Sorting of Retrieved Chunks
After their retrieval, the chunks are sorted [to ensure relevant chunks are] appropriately organized within the model’s context window […] After sorting, the chunks are concatenated into a single string […] reducing unnecessary tokens.
# Listing 4.1: Function for Generating Responses
def get_response_from_query(db, query):
# Set up the parameters
prompt = PROMPT_TEMPLATE_MODEL
roles = ROLE_TEMPLATE
temperature = 1
k = 20
# Perform the similarity search
doc_list = db.similarity_search_with_score(query, k=k)

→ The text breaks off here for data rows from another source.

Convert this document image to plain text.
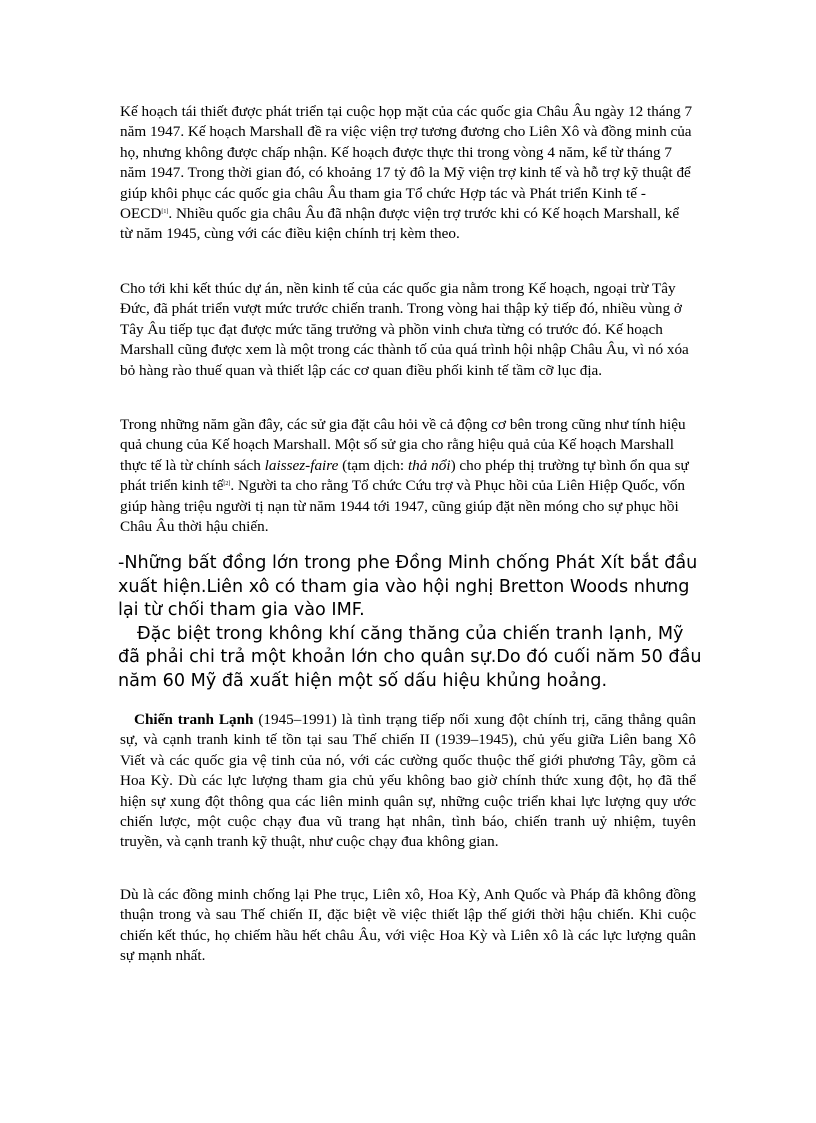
Kế hoạch tái thiết được phát triển tại cuộc họp mặt của các quốc gia Châu Âu ngày 12 tháng 7 năm 1947. Kế hoạch Marshall đề ra việc viện trợ tương đương cho Liên Xô và đồng minh của họ, nhưng không được chấp nhận. Kế hoạch được thực thi trong vòng 4 năm, kể từ tháng 7 năm 1947. Trong thời gian đó, có khoảng 17 tỷ đô la Mỹ viện trợ kinh tế và hỗ trợ kỹ thuật để giúp khôi phục các quốc gia châu Âu tham gia Tổ chức Hợp tác và Phát triển Kinh tế - OECD[1]. Nhiều quốc gia châu Âu đã nhận được viện trợ trước khi có Kế hoạch Marshall, kể từ năm 1945, cùng với các điều kiện chính trị kèm theo.

Cho tới khi kết thúc dự án, nền kinh tế của các quốc gia nằm trong Kế hoạch, ngoại trừ Tây Đức, đã phát triển vượt mức trước chiến tranh. Trong vòng hai thập kỷ tiếp đó, nhiều vùng ở Tây Âu tiếp tục đạt được mức tăng trưởng và phồn vinh chưa từng có trước đó. Kế hoạch Marshall cũng được xem là một trong các thành tố của quá trình hội nhập Châu Âu, vì nó xóa bỏ hàng rào thuế quan và thiết lập các cơ quan điều phối kinh tế tầm cỡ lục địa.

Trong những năm gần đây, các sử gia đặt câu hỏi về cả động cơ bên trong cũng như tính hiệu quả chung của Kế hoạch Marshall. Một số sử gia cho rằng hiệu quả của Kế hoạch Marshall thực tế là từ chính sách laissez-faire (tạm dịch: thả nổi) cho phép thị trường tự bình ổn qua sự phát triển kinh tế[2]. Người ta cho rằng Tổ chức Cứu trợ và Phục hồi của Liên Hiệp Quốc, vốn giúp hàng triệu người tị nạn từ năm 1944 tới 1947, cũng giúp đặt nền móng cho sự phục hồi Châu Âu thời hậu chiến.

-Những bất đồng lớn trong phe Đồng Minh chống Phát Xít bắt đầu xuất hiện.Liên xô có tham gia vào hội nghị Bretton Woods nhưng lại từ chối tham gia vào IMF.
Đặc biệt trong không khí căng thăng của chiến tranh lạnh, Mỹ đã phải chi trả một khoản lớn cho quân sự.Do đó cuối năm 50 đầu năm 60 Mỹ đã xuất hiện một số dấu hiệu khủng hoảng.

Chiến tranh Lạnh (1945–1991) là tình trạng tiếp nối xung đột chính trị, căng thẳng quân sự, và cạnh tranh kinh tế tồn tại sau Thế chiến II (1939–1945), chủ yếu giữa Liên bang Xô Viết và các quốc gia vệ tinh của nó, với các cường quốc thuộc thế giới phương Tây, gồm cả Hoa Kỳ. Dù các lực lượng tham gia chủ yếu không bao giờ chính thức xung đột, họ đã thể hiện sự xung đột thông qua các liên minh quân sự, những cuộc triển khai lực lượng quy ước chiến lược, một cuộc chạy đua vũ trang hạt nhân, tình báo, chiến tranh uỷ nhiệm, tuyên truyền, và cạnh tranh kỹ thuật, như cuộc chạy đua không gian.

Dù là các đồng minh chống lại Phe trục, Liên xô, Hoa Kỳ, Anh Quốc và Pháp đã không đồng thuận trong và sau Thế chiến II, đặc biệt về việc thiết lập thế giới thời hậu chiến. Khi cuộc chiến kết thúc, họ chiếm hầu hết châu Âu, với việc Hoa Kỳ và Liên xô là các lực lượng quân sự mạnh nhất.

# Sort documents by relevance scores as suggested in https://arxiv.org/abs/2307.03172
docs = sorted(doc_list, key=lambda x: x[1], reverse=True)
third = len(docs) // 3
highest_third = docs[:third]
middle_third = docs[third:2*third]
lowest_third = docs[2*third:]
highest_third = sorted(highest_third, key=lambda x: x[1],reverse=True)

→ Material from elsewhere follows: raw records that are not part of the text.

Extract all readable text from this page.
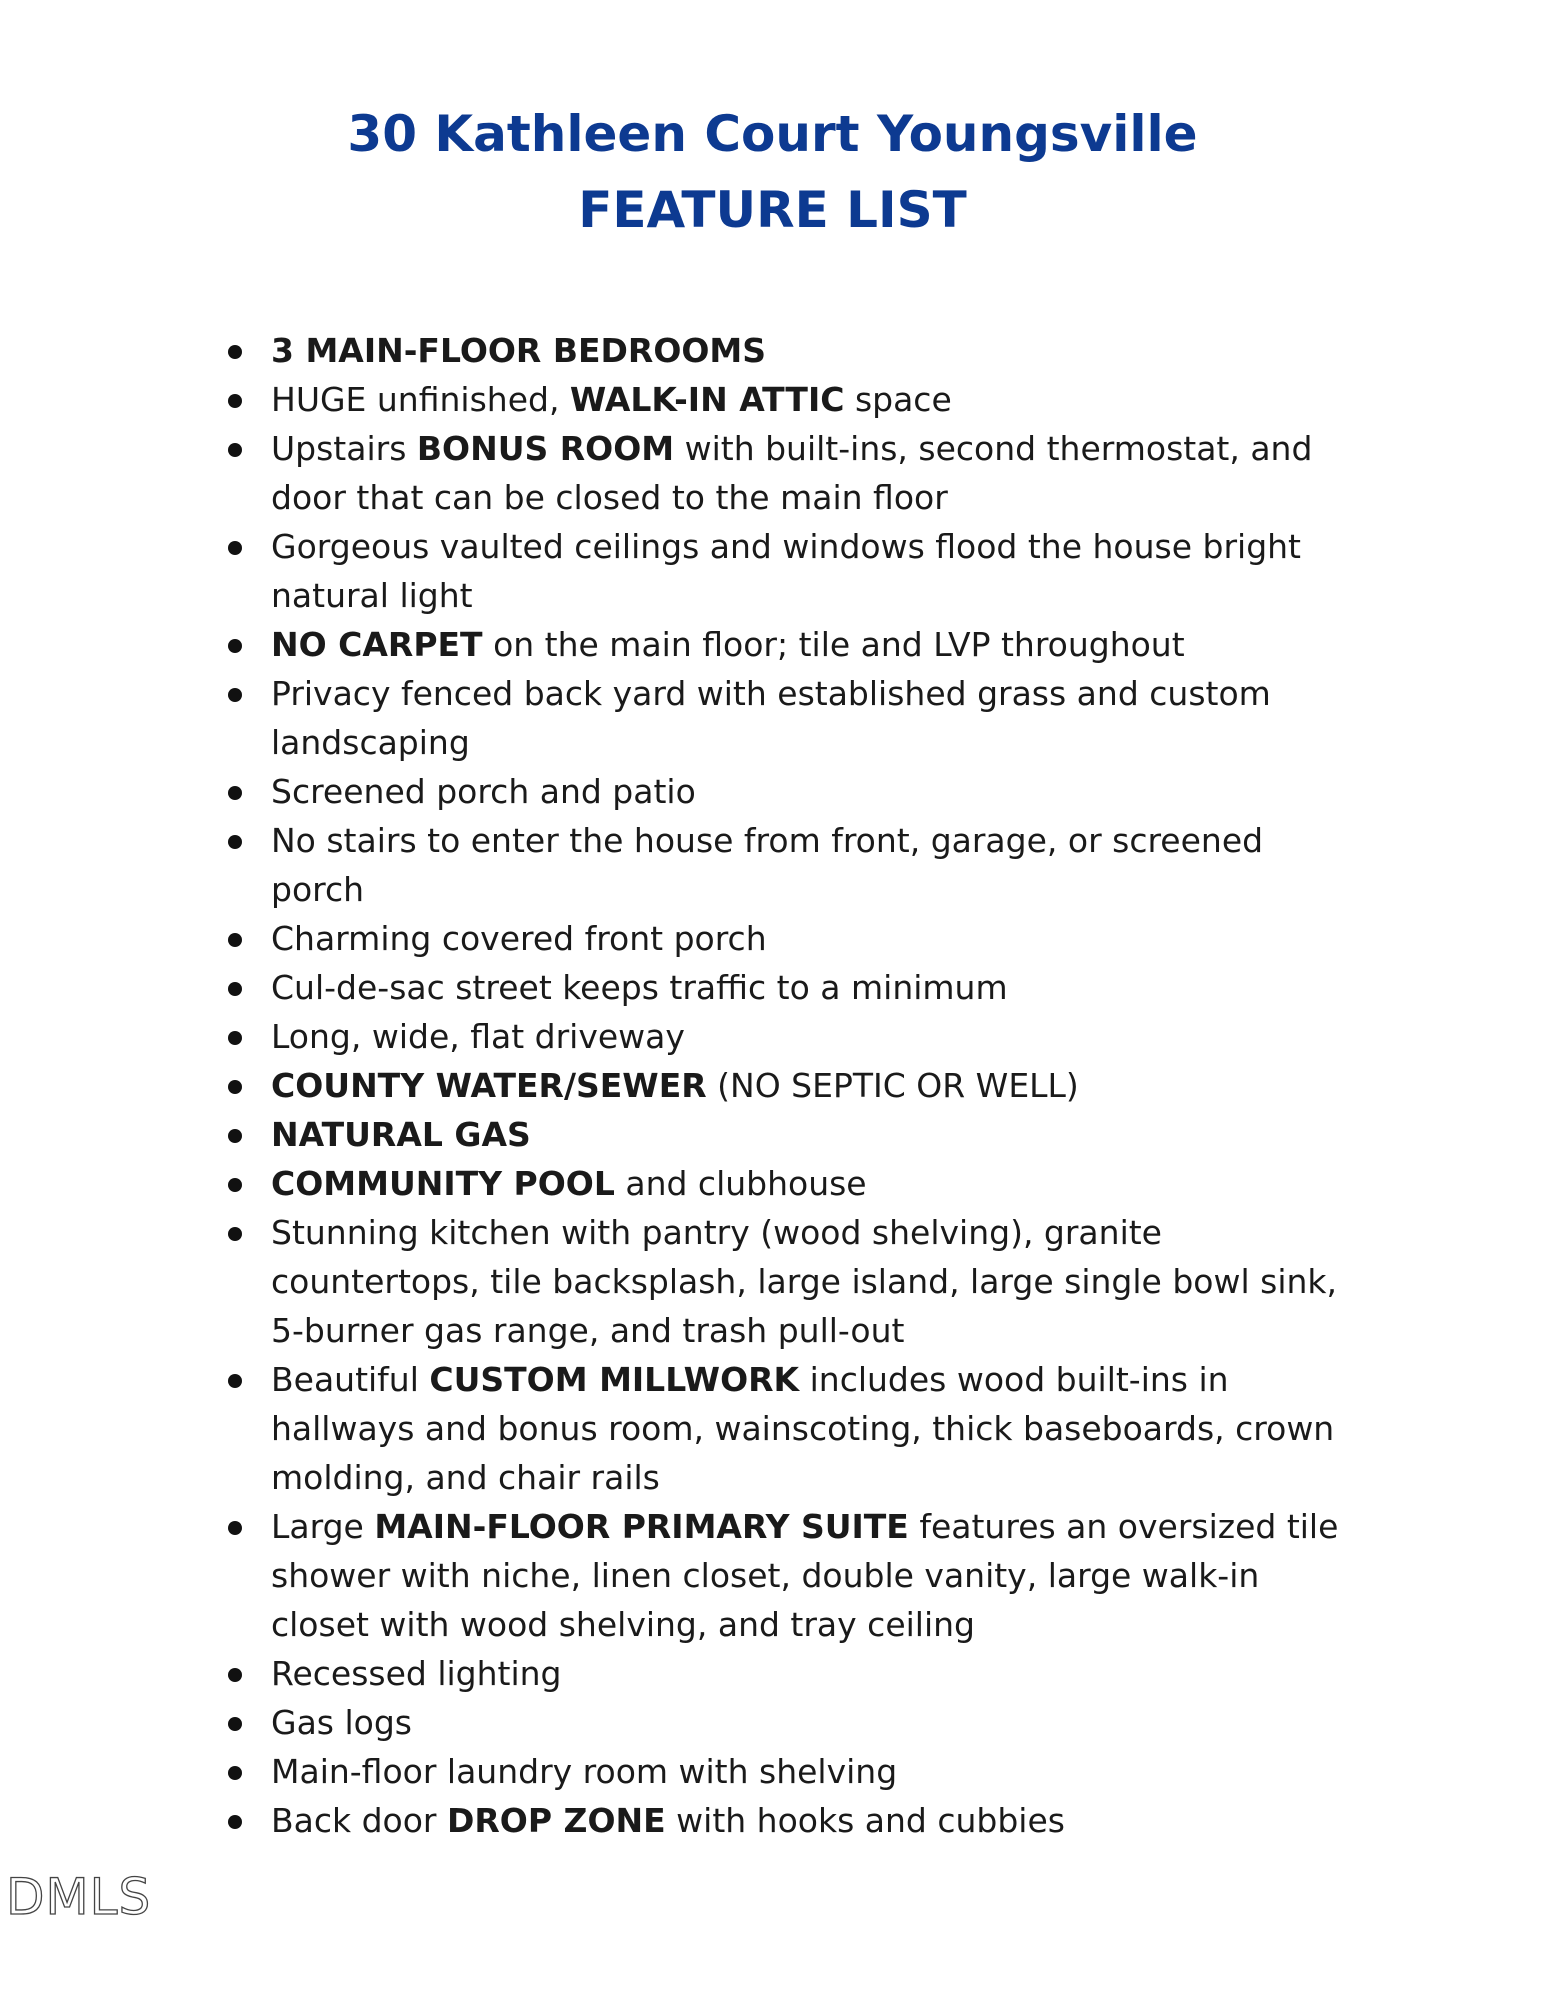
30 Kathleen Court Youngsville
FEATURE LIST
3 MAIN-FLOOR BEDROOMS
HUGE unfinished, WALK-IN ATTIC space
Upstairs BONUS ROOM with built-ins, second thermostat, and door that can be closed to the main floor
Gorgeous vaulted ceilings and windows flood the house bright natural light
NO CARPET on the main floor; tile and LVP throughout
Privacy fenced back yard with established grass and custom landscaping
Screened porch and patio
No stairs to enter the house from front, garage, or screened porch
Charming covered front porch
Cul-de-sac street keeps traffic to a minimum
Long, wide, flat driveway
COUNTY WATER/SEWER (NO SEPTIC OR WELL)
NATURAL GAS
COMMUNITY POOL and clubhouse
Stunning kitchen with pantry (wood shelving), granite countertops, tile backsplash, large island, large single bowl sink, 5-burner gas range, and trash pull-out
Beautiful CUSTOM MILLWORK includes wood built-ins in hallways and bonus room, wainscoting, thick baseboards, crown molding, and chair rails
Large MAIN-FLOOR PRIMARY SUITE features an oversized tile shower with niche, linen closet, double vanity, large walk-in closet with wood shelving, and tray ceiling
Recessed lighting
Gas logs
Main-floor laundry room with shelving
Back door DROP ZONE with hooks and cubbies
DMLS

middle_third = sorted(middle_third, key=lambda x: x[1], reverse=True)
lowest_third = sorted(lowest_third, key=lambda x: x[1], reverse=True)

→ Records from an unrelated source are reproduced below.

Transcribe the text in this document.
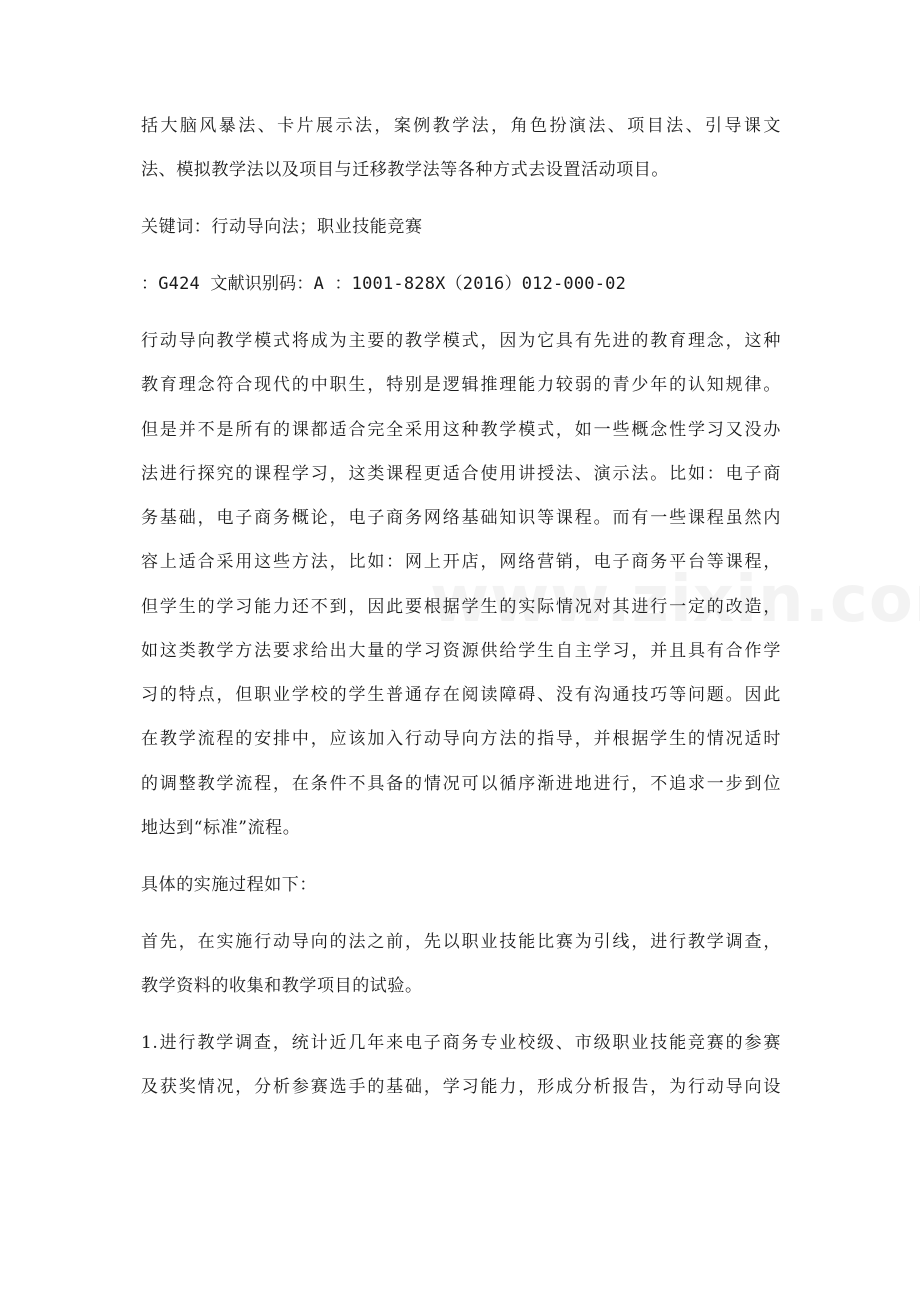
括大脑风暴法、卡片展示法，案例教学法，角色扮演法、项目法、引导课文
法、模拟教学法以及项目与迁移教学法等各种方式去设置活动项目。
关键词：行动导向法；职业技能竞赛
：G424 文献识别码：A ：1001-828X（2016）012-000-02
行动导向教学模式将成为主要的教学模式，因为它具有先进的教育理念，这种
教育理念符合现代的中职生，特别是逻辑推理能力较弱的青少年的认知规律。
但是并不是所有的课都适合完全采用这种教学模式，如一些概念性学习又没办
法进行探究的课程学习，这类课程更适合使用讲授法、演示法。比如：电子商
务基础，电子商务概论，电子商务网络基础知识等课程。而有一些课程虽然内
容上适合采用这些方法，比如：网上开店，网络营销，电子商务平台等课程，
但学生的学习能力还不到，因此要根据学生的实际情况对其进行一定的改造，
如这类教学方法要求给出大量的学习资源供给学生自主学习，并且具有合作学
习的特点，但职业学校的学生普通存在阅读障碍、没有沟通技巧等问题。因此
在教学流程的安排中，应该加入行动导向方法的指导，并根据学生的情况适时
的调整教学流程，在条件不具备的情况可以循序渐进地进行，不追求一步到位
地达到“标准”流程。
具体的实施过程如下：
首先，在实施行动导向的法之前，先以职业技能比赛为引线，进行教学调查，
教学资料的收集和教学项目的试验。
1.进行教学调查，统计近几年来电子商务专业校级、市级职业技能竞赛的参赛
及获奖情况，分析参赛选手的基础，学习能力，形成分析报告，为行动导向设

sorted_docs = highest_third + lowest_third + middle_third
# Join documents into one string for processing
docs_page_content = " ".join([d[0].page_content for d in sortedocs])
        
Model Initialisation and Response Generation
The processing begins with the instantiation of an OpenAI model and the LLMChain class. This setup allows the chain to process the combined document content along with the original query. Following this, the LLMChain executes its run method, using the inputs of prompt, query, and document content to generate a structured and detailed response. The model then extracts information relevant to the query and structures the output according to the specifications in the prompt template.

# Create an instance of the OpenAI model
llm = ChatOpenAI(model_name="gpt-4")
# Create an instance of the LLMChain
chain = LLMChain(llm=llm, prompt=prompt)
# Run the LLMChain and print the response
response = chain.run(question=query, docs=docs_page_content,
temperature=temperature)
print(response)
return response

The researchers additionally fine-tuned the model to use a cheaper model, and outline a method to de-depulicate different mentions of the same case workers in the database. Ultimately, they end up with a model that can process investigations and extract a table with the following columns:

  1. investigator name (de-duplicated)
  2. investigator role (de-duplicated)
  3. investigator involvement in a case (compiled)

Overall then, it looks like they are trying to find links between wrongful conviction cases by looking for patterns of investigator involvement across a collection of exoneration documents, possibly helping uncover links to further potential exonerations.